In the summer of 2008, ISZL bought Chalet Bergheim, a purpose-built wood chalet, located in the mountain village of Wengen, in the Berner Oberland. Chalet Bergheim has numerous bedrooms, a multi-purpose classroom and dining area. Chalet Bergheim is used year-round in support of the schools curriculum to include sports (skiing, snowboarding, hiking, etc.), sciences, visual arts and music.

== Language Programme ==
English as an Additional Language (EAL)
A large number of the students in the school do not have English as their mother tongue. ISZL offers EAL classes to those students who require this additional instruction.

First Language (Mother Tongue) Programme
As well as English language tuition, ISZL teaches over 25 first language classes and courses (Brazilian Portuguese, Bulgarian, Danish, Dutch, French, Finnish, Greek, Hungarian, Italian, Japanese, Mandarin Chinese, Norwegian, Portuguese, Russian, Spanish and Swedish).

== Sports ==
Physical Education is a compulsory part of the curriculum for students at ISZL. A variety of sports are offered at a competitive and non-competitive level, to include involvement at regional events. Boys' and girls' teams compete annually with other international schools at the Swiss Group of International Schools (SGIS) events in Switzerland.

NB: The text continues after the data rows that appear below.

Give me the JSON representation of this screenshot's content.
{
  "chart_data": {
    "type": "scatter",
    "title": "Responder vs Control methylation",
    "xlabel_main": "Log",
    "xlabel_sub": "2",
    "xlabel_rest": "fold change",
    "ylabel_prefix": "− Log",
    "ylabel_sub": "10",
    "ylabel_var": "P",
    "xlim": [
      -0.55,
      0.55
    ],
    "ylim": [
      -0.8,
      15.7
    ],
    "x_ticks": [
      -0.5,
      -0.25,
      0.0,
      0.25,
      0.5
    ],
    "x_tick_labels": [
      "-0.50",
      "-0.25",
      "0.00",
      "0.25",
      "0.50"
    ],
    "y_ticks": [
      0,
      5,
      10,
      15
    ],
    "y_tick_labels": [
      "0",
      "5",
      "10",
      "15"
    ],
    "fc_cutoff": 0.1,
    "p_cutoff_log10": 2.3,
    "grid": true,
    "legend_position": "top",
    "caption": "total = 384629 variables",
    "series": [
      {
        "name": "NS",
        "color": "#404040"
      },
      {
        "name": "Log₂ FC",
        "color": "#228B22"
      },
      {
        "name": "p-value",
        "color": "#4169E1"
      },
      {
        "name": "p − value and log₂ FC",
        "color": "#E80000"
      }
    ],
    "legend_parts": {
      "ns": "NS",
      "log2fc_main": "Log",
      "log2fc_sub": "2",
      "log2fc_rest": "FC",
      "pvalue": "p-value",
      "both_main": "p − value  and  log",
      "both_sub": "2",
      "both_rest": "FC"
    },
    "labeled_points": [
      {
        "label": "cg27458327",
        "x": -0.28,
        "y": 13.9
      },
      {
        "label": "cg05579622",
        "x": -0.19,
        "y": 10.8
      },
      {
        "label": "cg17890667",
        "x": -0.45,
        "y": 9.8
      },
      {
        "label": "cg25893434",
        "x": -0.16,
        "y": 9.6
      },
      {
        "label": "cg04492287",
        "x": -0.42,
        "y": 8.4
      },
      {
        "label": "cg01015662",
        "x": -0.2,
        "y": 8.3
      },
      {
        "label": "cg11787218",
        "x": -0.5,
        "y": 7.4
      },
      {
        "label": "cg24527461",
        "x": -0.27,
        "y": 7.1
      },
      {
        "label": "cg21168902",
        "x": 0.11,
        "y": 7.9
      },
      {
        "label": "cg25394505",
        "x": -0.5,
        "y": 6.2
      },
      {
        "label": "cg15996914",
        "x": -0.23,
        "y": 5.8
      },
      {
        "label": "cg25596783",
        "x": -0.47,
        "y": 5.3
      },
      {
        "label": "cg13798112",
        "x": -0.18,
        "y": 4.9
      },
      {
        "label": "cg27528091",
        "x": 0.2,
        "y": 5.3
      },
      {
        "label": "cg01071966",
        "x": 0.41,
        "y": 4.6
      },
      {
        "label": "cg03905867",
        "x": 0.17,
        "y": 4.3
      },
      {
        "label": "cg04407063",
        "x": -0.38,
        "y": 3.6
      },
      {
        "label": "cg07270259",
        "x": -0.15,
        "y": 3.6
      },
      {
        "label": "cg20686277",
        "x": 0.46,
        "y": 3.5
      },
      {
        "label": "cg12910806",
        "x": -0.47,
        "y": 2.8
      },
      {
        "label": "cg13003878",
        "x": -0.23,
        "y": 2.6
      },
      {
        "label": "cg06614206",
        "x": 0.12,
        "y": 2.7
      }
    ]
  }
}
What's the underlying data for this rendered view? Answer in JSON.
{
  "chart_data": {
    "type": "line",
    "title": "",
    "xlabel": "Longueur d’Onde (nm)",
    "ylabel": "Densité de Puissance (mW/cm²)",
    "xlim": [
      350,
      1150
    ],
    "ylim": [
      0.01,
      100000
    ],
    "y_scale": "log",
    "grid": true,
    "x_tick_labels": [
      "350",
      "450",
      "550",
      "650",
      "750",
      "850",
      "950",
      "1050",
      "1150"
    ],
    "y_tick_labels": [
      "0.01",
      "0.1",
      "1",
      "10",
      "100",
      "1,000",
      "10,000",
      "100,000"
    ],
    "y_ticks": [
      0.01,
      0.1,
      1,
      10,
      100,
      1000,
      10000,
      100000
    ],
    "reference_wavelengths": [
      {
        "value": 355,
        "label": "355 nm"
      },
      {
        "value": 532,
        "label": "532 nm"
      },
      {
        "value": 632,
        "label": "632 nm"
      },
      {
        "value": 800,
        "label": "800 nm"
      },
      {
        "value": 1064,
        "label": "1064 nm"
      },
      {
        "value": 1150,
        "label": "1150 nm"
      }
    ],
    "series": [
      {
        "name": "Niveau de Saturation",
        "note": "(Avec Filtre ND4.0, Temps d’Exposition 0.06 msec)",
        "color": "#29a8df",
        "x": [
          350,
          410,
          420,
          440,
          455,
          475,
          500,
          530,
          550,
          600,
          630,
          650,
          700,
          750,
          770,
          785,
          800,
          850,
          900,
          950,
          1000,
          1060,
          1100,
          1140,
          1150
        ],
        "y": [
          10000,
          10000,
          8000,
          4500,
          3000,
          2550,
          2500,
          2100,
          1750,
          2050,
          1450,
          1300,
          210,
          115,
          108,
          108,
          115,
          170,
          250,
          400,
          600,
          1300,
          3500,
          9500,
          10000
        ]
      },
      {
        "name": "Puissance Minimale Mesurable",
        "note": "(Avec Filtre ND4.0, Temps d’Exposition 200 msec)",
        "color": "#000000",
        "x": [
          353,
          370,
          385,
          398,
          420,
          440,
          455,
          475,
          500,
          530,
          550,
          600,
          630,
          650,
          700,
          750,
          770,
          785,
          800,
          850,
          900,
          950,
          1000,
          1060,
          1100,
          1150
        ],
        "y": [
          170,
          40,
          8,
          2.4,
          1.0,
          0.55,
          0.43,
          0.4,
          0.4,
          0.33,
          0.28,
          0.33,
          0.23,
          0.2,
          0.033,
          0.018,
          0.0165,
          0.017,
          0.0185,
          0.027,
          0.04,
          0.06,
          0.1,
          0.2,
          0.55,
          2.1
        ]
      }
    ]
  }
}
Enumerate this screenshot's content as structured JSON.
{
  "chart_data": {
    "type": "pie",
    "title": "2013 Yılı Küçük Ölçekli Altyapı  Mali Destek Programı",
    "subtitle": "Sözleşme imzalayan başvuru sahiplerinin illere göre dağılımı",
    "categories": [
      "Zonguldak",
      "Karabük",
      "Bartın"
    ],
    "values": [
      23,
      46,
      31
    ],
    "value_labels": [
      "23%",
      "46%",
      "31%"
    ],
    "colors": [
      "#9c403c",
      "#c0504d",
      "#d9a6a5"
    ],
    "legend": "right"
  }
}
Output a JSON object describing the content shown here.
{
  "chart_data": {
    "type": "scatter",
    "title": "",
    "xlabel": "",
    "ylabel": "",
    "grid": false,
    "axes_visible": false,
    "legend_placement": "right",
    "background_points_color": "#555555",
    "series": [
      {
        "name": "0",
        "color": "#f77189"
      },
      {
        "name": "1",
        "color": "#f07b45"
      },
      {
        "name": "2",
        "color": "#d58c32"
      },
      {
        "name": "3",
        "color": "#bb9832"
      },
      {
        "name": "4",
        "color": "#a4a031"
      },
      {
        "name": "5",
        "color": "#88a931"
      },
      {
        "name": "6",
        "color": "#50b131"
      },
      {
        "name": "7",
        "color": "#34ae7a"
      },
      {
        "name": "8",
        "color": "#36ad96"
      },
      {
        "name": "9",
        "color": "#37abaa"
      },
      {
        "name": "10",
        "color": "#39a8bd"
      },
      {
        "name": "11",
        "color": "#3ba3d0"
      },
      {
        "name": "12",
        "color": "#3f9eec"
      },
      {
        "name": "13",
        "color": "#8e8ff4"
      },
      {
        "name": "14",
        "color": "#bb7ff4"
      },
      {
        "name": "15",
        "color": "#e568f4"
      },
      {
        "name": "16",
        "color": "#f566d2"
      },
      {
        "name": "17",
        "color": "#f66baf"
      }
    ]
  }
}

Toni Rocak, who later became a member of Switzerland's national basketball team, played for the ISZL's team when he was a student there.

== Arts ==
Music is taught to all students, from Early Years to Grade 8, leading to an instrument of their choice. For older students, the four disciplines of visual art, dance, drama and music are offered.
Multiple concerts, and musicals are produced at each division. The school has three choirs for various age groups.
In the autumn of 2013, the Hünenberg campus opened an art facility to support multiple mediums of artistic expression.

==Youth Forum Switzerland==
The Youth Forum Switzerland (YFS), was founded by a group of globally engaged high school students, who attended the World Economic Forum's - Open Forum Davos event in January 2017. Their transformative experience inspired them to organize an event in the same spirit, with the aim of giving youth in Switzerland a voice in global issues. YFS is a full day symposium comprising panel discussions, talks, and interactive activities centered on youth engagement in prevalent issues that will affect future generations. In 2019, over 600 high school students from Swiss and International Schools from attend YFS.